La problématique de l’œuvre
Précautions méthodologiques :
- Ce cours s’appuie sur le « Ve Traité : Le chant des Sirènes » de La Haine de la musique de Pascal Quignard.
- Il est aussi destiné à faire le lien entre la séquence sur l’Odyssée et la séquence sur Quignard.
- Il donne des éléments culturels complémentaires qui ne sont pas directement exploitables pour l’étude de Tous les matins du monde.

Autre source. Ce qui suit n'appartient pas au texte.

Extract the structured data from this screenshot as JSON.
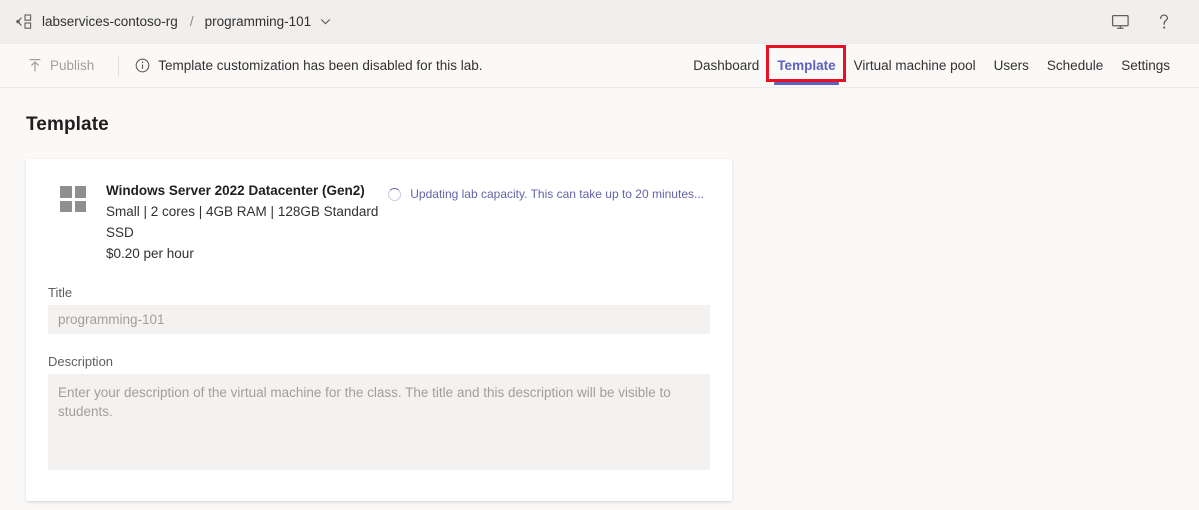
{
  "topbar": {
    "resource_group_icon": "resource-group-icon",
    "resource_group": "labservices-contoso-rg",
    "separator": "/",
    "lab_name": "programming-101",
    "caret_icon": "chevron-down-icon",
    "monitor_icon": "monitor-icon",
    "help_icon": "question-mark-icon"
  },
  "commandbar": {
    "publish_icon": "publish-upload-icon",
    "publish_label": "Publish",
    "info_icon": "info-circle-icon",
    "notice_text": "Template customization has been disabled for this lab.",
    "tabs": [
      {
        "label": "Dashboard",
        "active": false,
        "annotated": false
      },
      {
        "label": "Template",
        "active": true,
        "annotated": true
      },
      {
        "label": "Virtual machine pool",
        "active": false,
        "annotated": false
      },
      {
        "label": "Users",
        "active": false,
        "annotated": false
      },
      {
        "label": "Schedule",
        "active": false,
        "annotated": false
      },
      {
        "label": "Settings",
        "active": false,
        "annotated": false
      }
    ]
  },
  "page": {
    "title": "Template"
  },
  "card": {
    "vm_icon": "windows-logo-icon",
    "vm_name": "Windows Server 2022 Datacenter (Gen2)",
    "vm_spec": "Small | 2 cores | 4GB RAM | 128GB Standard SSD",
    "vm_price": "$0.20 per hour",
    "status_icon": "loading-spinner-icon",
    "status_text": "Updating lab capacity. This can take up to 20 minutes...",
    "title_field": {
      "label": "Title",
      "value": "programming-101"
    },
    "description_field": {
      "label": "Description",
      "value": "",
      "placeholder": "Enter your description of the virtual machine for the class. The title and this description will be visible to students."
    }
  },
  "colors": {
    "accent_purple": "#5c60c3",
    "annotation_red": "#e81123",
    "page_background": "#faf9f8",
    "topbar_background": "#f0efee",
    "field_background": "#f3f2f1"
  }
}
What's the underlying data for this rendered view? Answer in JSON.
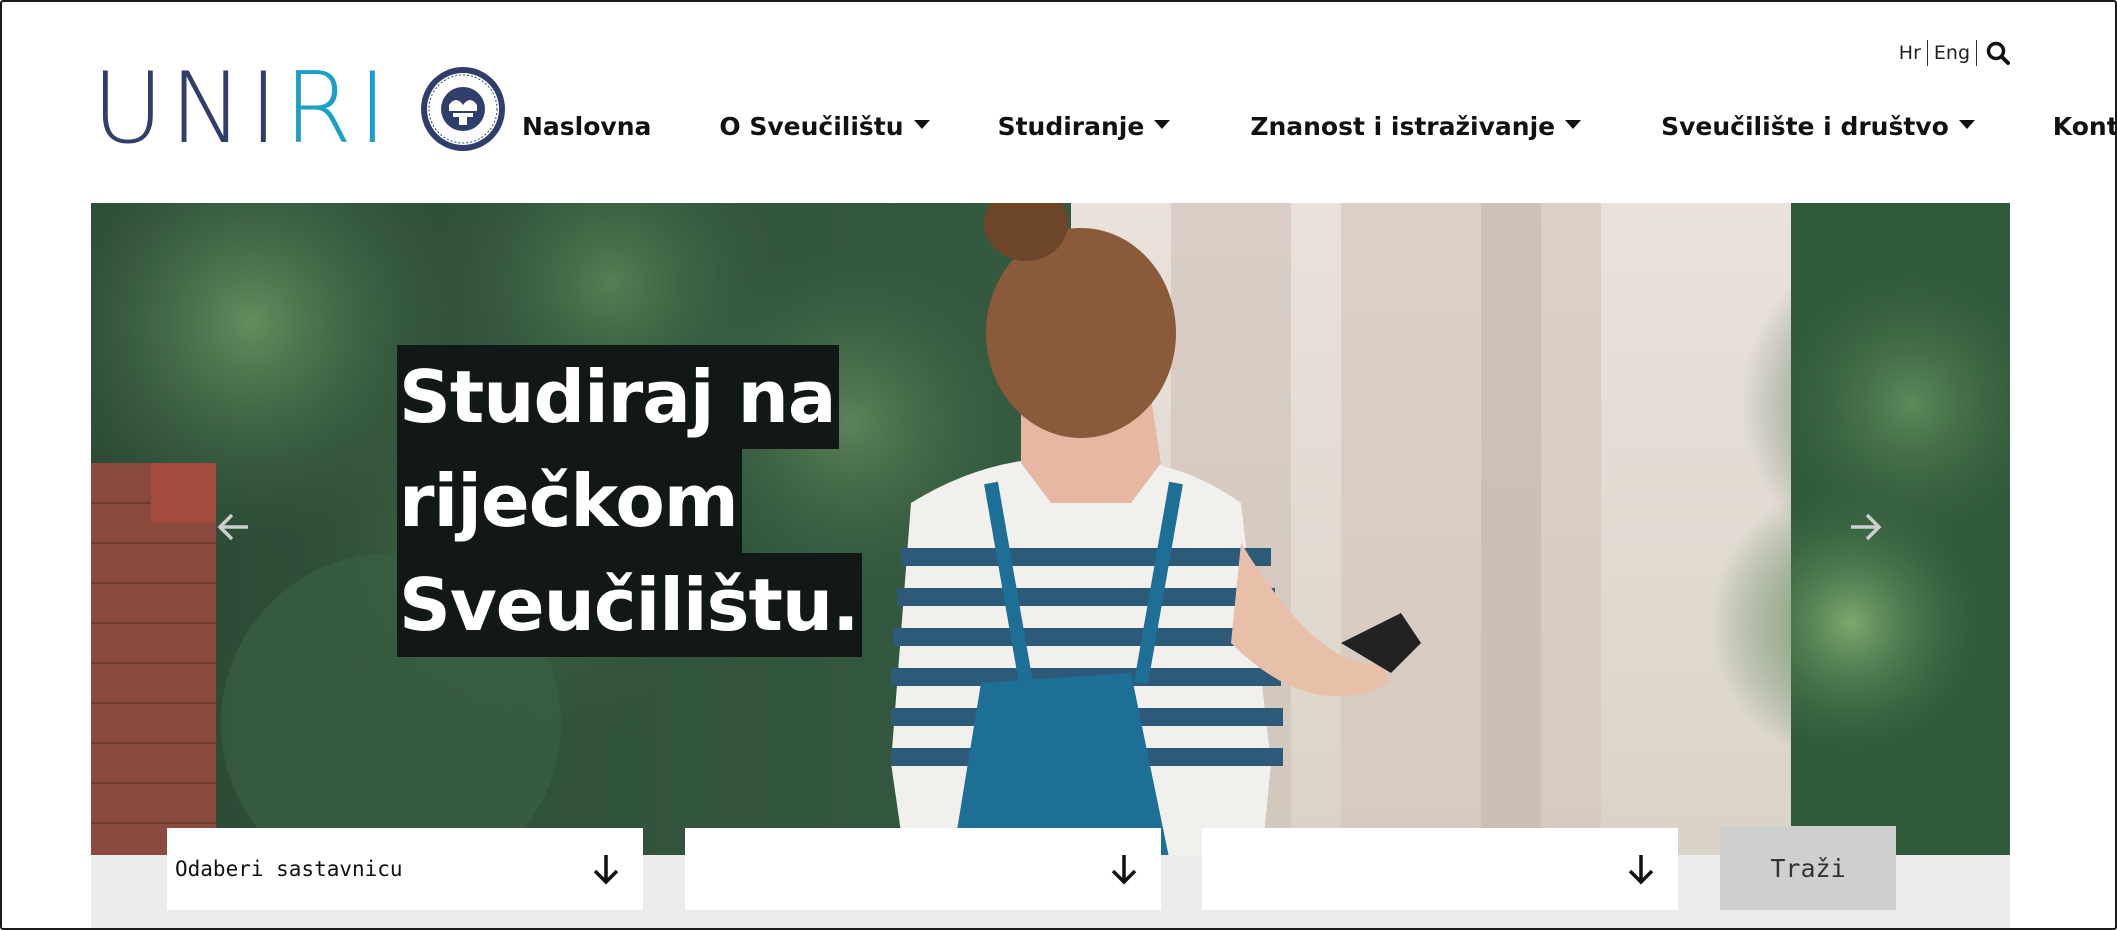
{
  "brand": {
    "logo_text_dark": "UNI",
    "logo_text_accent": "RI",
    "colors": {
      "dark": "#2f3e6b",
      "accent": "#1aa0c8"
    }
  },
  "header": {
    "languages": [
      "Hr",
      "Eng"
    ],
    "search_icon": "search-icon"
  },
  "nav": {
    "items": [
      {
        "label": "Naslovna",
        "dropdown": false
      },
      {
        "label": "O Sveučilištu",
        "dropdown": true
      },
      {
        "label": "Studiranje",
        "dropdown": true
      },
      {
        "label": "Znanost i istraživanje",
        "dropdown": true
      },
      {
        "label": "Sveučilište i društvo",
        "dropdown": true
      },
      {
        "label": "Kontakt",
        "dropdown": false
      }
    ]
  },
  "hero": {
    "headline_lines": [
      "Studiraj na",
      "riječkom",
      "Sveučilištu."
    ],
    "prev_icon": "arrow-left-icon",
    "next_icon": "arrow-right-icon"
  },
  "filters": {
    "selects": [
      {
        "value": "Odaberi sastavnicu",
        "icon": "arrow-down-icon"
      },
      {
        "value": "",
        "icon": "arrow-down-icon"
      },
      {
        "value": "",
        "icon": "arrow-down-icon"
      }
    ],
    "search_button": "Traži"
  }
}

- L’œuvre Tous les matins du monde est liée à la mythologie antique à travers le mythe d’Orphée et le motif de la descente aux Enfers. En ce sens, on peut voir un lien entre cette œuvre et la précédente, l’Odyssée : sans être la reprise de l’Odyssée, le récit[1] de Quignard interroge certaines des questions de l’épopée, et entretient un rapport allusif, quoique étroit avec les grands mythes gréco-romains.
- En premier lieu, avec la question du chant. La problématique de l’œuvre s’exprimerait ainsi : Tous les matins du monde est-il un livre sur la musique ? L’œuvre poserait-elle la question : qu’est-ce que la musique ? Pascal Quignard se dit « écrivain du silence ». Pourtant, une bonne part de sa production littéraire est consacrée à la musique, au chant, à la voix : Tous les matins du monde, La haine de la musique, Le nom sur le bout de la langue, etc.

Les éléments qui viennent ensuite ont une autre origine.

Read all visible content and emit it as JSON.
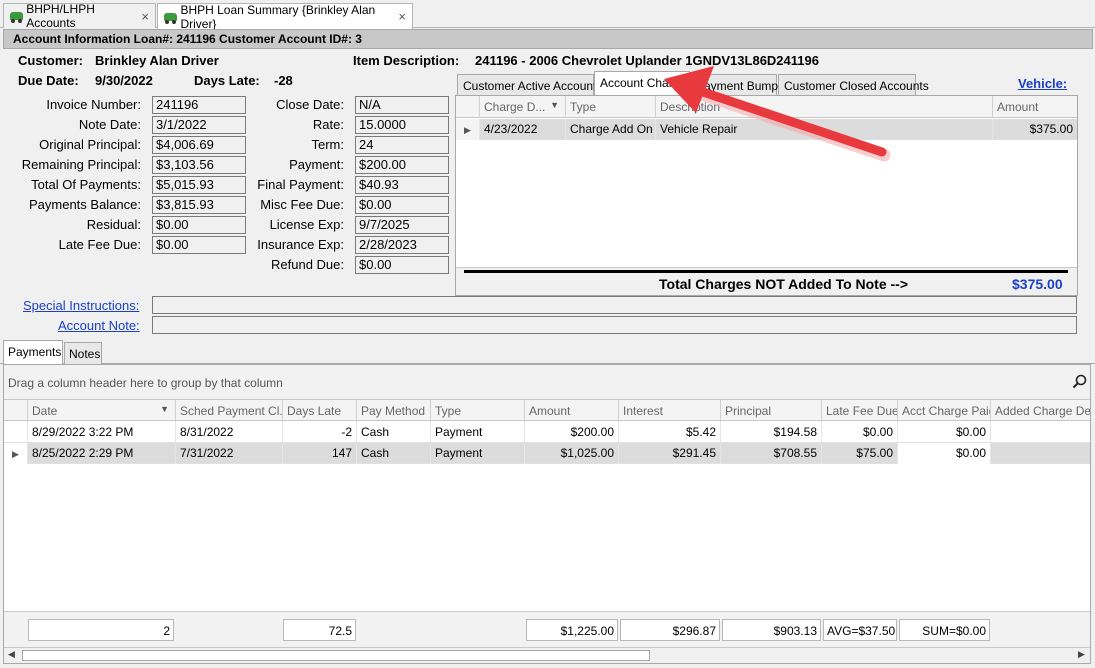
{
  "doc_tabs": [
    {
      "label": "BHPH/LHPH Accounts"
    },
    {
      "label": "BHPH Loan Summary {Brinkley Alan Driver}"
    }
  ],
  "tab_close_glyph": "×",
  "header_bar": "Account Information Loan#: 241196  Customer Account ID#: 3",
  "customer": {
    "label": "Customer:",
    "value": "Brinkley Alan Driver"
  },
  "due_date": {
    "label": "Due Date:",
    "value": "9/30/2022"
  },
  "days_late": {
    "label": "Days Late:",
    "value": "-28"
  },
  "item_description": {
    "label": "Item Description:",
    "value": "241196 - 2006 Chevrolet Uplander 1GNDV13L86D241196"
  },
  "left_fields": [
    {
      "label": "Invoice Number:",
      "value": "241196"
    },
    {
      "label": "Note Date:",
      "value": "3/1/2022"
    },
    {
      "label": "Original Principal:",
      "value": "$4,006.69"
    },
    {
      "label": "Remaining Principal:",
      "value": "$3,103.56"
    },
    {
      "label": "Total Of Payments:",
      "value": "$5,015.93"
    },
    {
      "label": "Payments Balance:",
      "value": "$3,815.93"
    },
    {
      "label": "Residual:",
      "value": "$0.00"
    },
    {
      "label": "Late Fee Due:",
      "value": "$0.00"
    }
  ],
  "right_fields": [
    {
      "label": "Close Date:",
      "value": "N/A"
    },
    {
      "label": "Rate:",
      "value": "15.0000"
    },
    {
      "label": "Term:",
      "value": "24"
    },
    {
      "label": "Payment:",
      "value": "$200.00"
    },
    {
      "label": "Final Payment:",
      "value": "$40.93"
    },
    {
      "label": "Misc Fee Due:",
      "value": "$0.00"
    },
    {
      "label": "License Exp:",
      "value": "9/7/2025"
    },
    {
      "label": "Insurance Exp:",
      "value": "2/28/2023"
    },
    {
      "label": "Refund Due:",
      "value": "$0.00"
    }
  ],
  "special_instructions": {
    "label": "Special Instructions:",
    "value": ""
  },
  "account_note": {
    "label": "Account Note:",
    "value": ""
  },
  "inner_tabs": [
    {
      "label": "Customer Active Accounts"
    },
    {
      "label": "Account Charges"
    },
    {
      "label": "Payment Bumps"
    },
    {
      "label": "Customer Closed Accounts"
    }
  ],
  "active_inner_tab": "Account Charges",
  "vehicle_link": "Vehicle:",
  "charges_grid": {
    "columns": [
      "Charge D...",
      "Type",
      "Description",
      "Amount"
    ],
    "rows": [
      {
        "date": "4/23/2022",
        "type": "Charge Add On",
        "description": "Vehicle Repair",
        "amount": "$375.00"
      }
    ]
  },
  "total_charges": {
    "label": "Total Charges NOT Added To Note -->",
    "value": "$375.00"
  },
  "bottom_tabs": [
    {
      "label": "Payments"
    },
    {
      "label": "Notes"
    }
  ],
  "group_hint": "Drag a column header here to group by that column",
  "payments_grid": {
    "columns": [
      "Date",
      "Sched Payment Cl...",
      "Days Late",
      "Pay Method",
      "Type",
      "Amount",
      "Interest",
      "Principal",
      "Late Fee Due",
      "Acct Charge Paid",
      "Added Charge Desc"
    ],
    "rows": [
      {
        "date": "8/29/2022 3:22 PM",
        "sched": "8/31/2022",
        "days_late": "-2",
        "method": "Cash",
        "type": "Payment",
        "amount": "$200.00",
        "interest": "$5.42",
        "principal": "$194.58",
        "late_fee": "$0.00",
        "acct_charge": "$0.00",
        "added_desc": ""
      },
      {
        "date": "8/25/2022 2:29 PM",
        "sched": "7/31/2022",
        "days_late": "147",
        "method": "Cash",
        "type": "Payment",
        "amount": "$1,025.00",
        "interest": "$291.45",
        "principal": "$708.55",
        "late_fee": "$75.00",
        "acct_charge": "$0.00",
        "added_desc": ""
      }
    ],
    "footer": {
      "count": "2",
      "days_late_avg": "72.5",
      "amount_sum": "$1,225.00",
      "interest_sum": "$296.87",
      "principal_sum": "$903.13",
      "late_fee": "AVG=$37.50",
      "acct_charge": "SUM=$0.00"
    }
  },
  "colors": {
    "link": "#1a3fc8",
    "arrow": "#e8393f",
    "header_bg": "#c8c8c8",
    "selected_row": "#dcdcdc"
  }
}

- Or, l’auteur, dans La Haine de la musique, explore le thème de la musique en partant tout d’abord du chant XII de l’Odyssée, et en en interrogeant le sens. Tous les matins du monde constituerait-il donc une autre façon d’explorer la musique, à partir d’un exemple du XVIIe siècle ?

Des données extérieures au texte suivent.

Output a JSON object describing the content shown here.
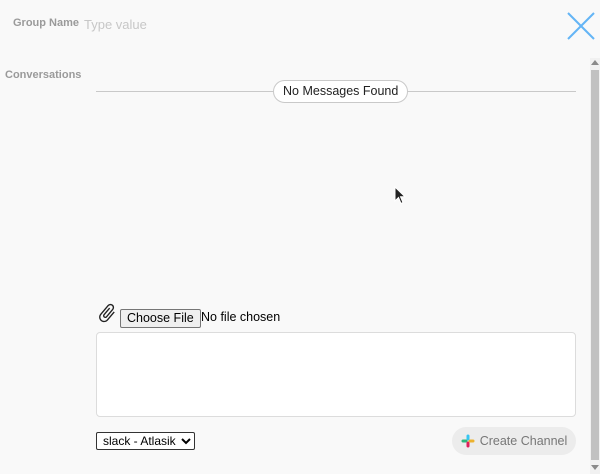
{
  "header": {
    "group_name_label": "Group Name",
    "group_name_placeholder": "Type value",
    "group_name_value": ""
  },
  "conversations": {
    "label": "Conversations",
    "empty_message": "No Messages Found"
  },
  "composer": {
    "choose_file_label": "Choose File",
    "file_status": "No file chosen",
    "message_value": ""
  },
  "footer": {
    "workspace_selected": "slack - Atlasiko",
    "create_channel_label": "Create Channel"
  },
  "colors": {
    "close_icon": "#64b5f6",
    "button_bg": "#ececec",
    "muted_text": "#9a9a9a"
  },
  "icons": {
    "close": "close-icon",
    "attach": "paperclip-icon",
    "slack": "slack-icon",
    "cursor": "mouse-cursor-icon"
  }
}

I- Une œuvre sur la musique ?
Rappelons pour mémoire que la théorie la plus répandue sur la nature et l’origine de la musique lie cette dernière à la construction mathématique du monde. C’est l’interprétation que livre généralement l’antiquité gréco-latine, et on la retrouve jusque dans la pensée chinoise. L’école pythagoricienne en a donné l’interprétation la plus claire en faisant de la musique l’expression du rythme du monde, de la structure du cosmos[2]. C’est pourquoi elle est l’œuvre des dieux ; c’est pourquoi la lyre a été inventée par Hermès avant qu’Apollon ne s’en empare.
Même si on est très loin de l’interprétation que propose Pascal Quignard, il est à noter que cette conception renvoie aussi au pouvoir curateur de la musique, par laquelle l’âme pourrait réentendre un chant lointain, aux harmonies célestes, qui paraît gouverner le cosmos, c’est-à-dire remonter à son origine première. Il y a là un point de convergence avec la quête de l’originel, centrale dans Tous les matins du monde.
1.1 ) La musique : un acte civilisateur ?
Première hypothèse sur la problématique de l’œuvre, et nous allons suivre les pas de Pascal Quignard, et le parcours[3] qu’il nous propose dans le Cinquième traité de La haine de la musique, intitulé « Le chant des Sirènes[4] » : dans l’Odyssée, le chant paraît former pour une part la ronde humaine. Cela semble être l’idée de l’Odyssée. C’est le propre de la civilisation, et il n’y a que les hommes, au premier rang desquels les Phéaciens, pour écouter les chants psalmodiés de l’aède Démodocos. Les monstres du monde archaïque et merveilleux n’écoutent, eux, que leur ventre. L’aède, chez les Phéaciens, intervient lors de banquets, et ses chants font partie des réjouissances. Le propre de la civilisation est de pouvoir s’écarter un instant des besoins immédiats des animaux et des monstres[5], pour écouter les grands récits de la guerre de Troie, ou plus généralement de la mythologie. Or, on pourrait penser que le XVIIe siècle est particulièrement bien choisi pour illustrer l’idée d’une musique civilisatrice : c’est le moment où la musique devient une œuvre politique, à la gloire du monarque (cf. cours sur la musique au XVIIe siècle). Cependant, Pascal Quignard a choisi de traiter non cette musique officielle, celle du pouvoir et de la cour, mais une musique plus intimiste, en marge du pouvoir, la musique de chambre, et même dans la musique de chambre, l’exemple le plus privé, celui de Sainte-Colombe. De fait, pour Pascal Quignard, la musique dans son essence, n’a absolument pas le rôle civilisateur que l’Odyssée lui prête. Il y a là opposition entre les deux œuvres. Le choix de Sainte-Colombe, comme figure du refus (du pouvoir, du monde, du siècle) est révélateur de ce point de vue : « Vous avez découvert qu’elle n’est pas pour le roi » dit Sainte-Colombe à Marin Marais, au chap. XXVII.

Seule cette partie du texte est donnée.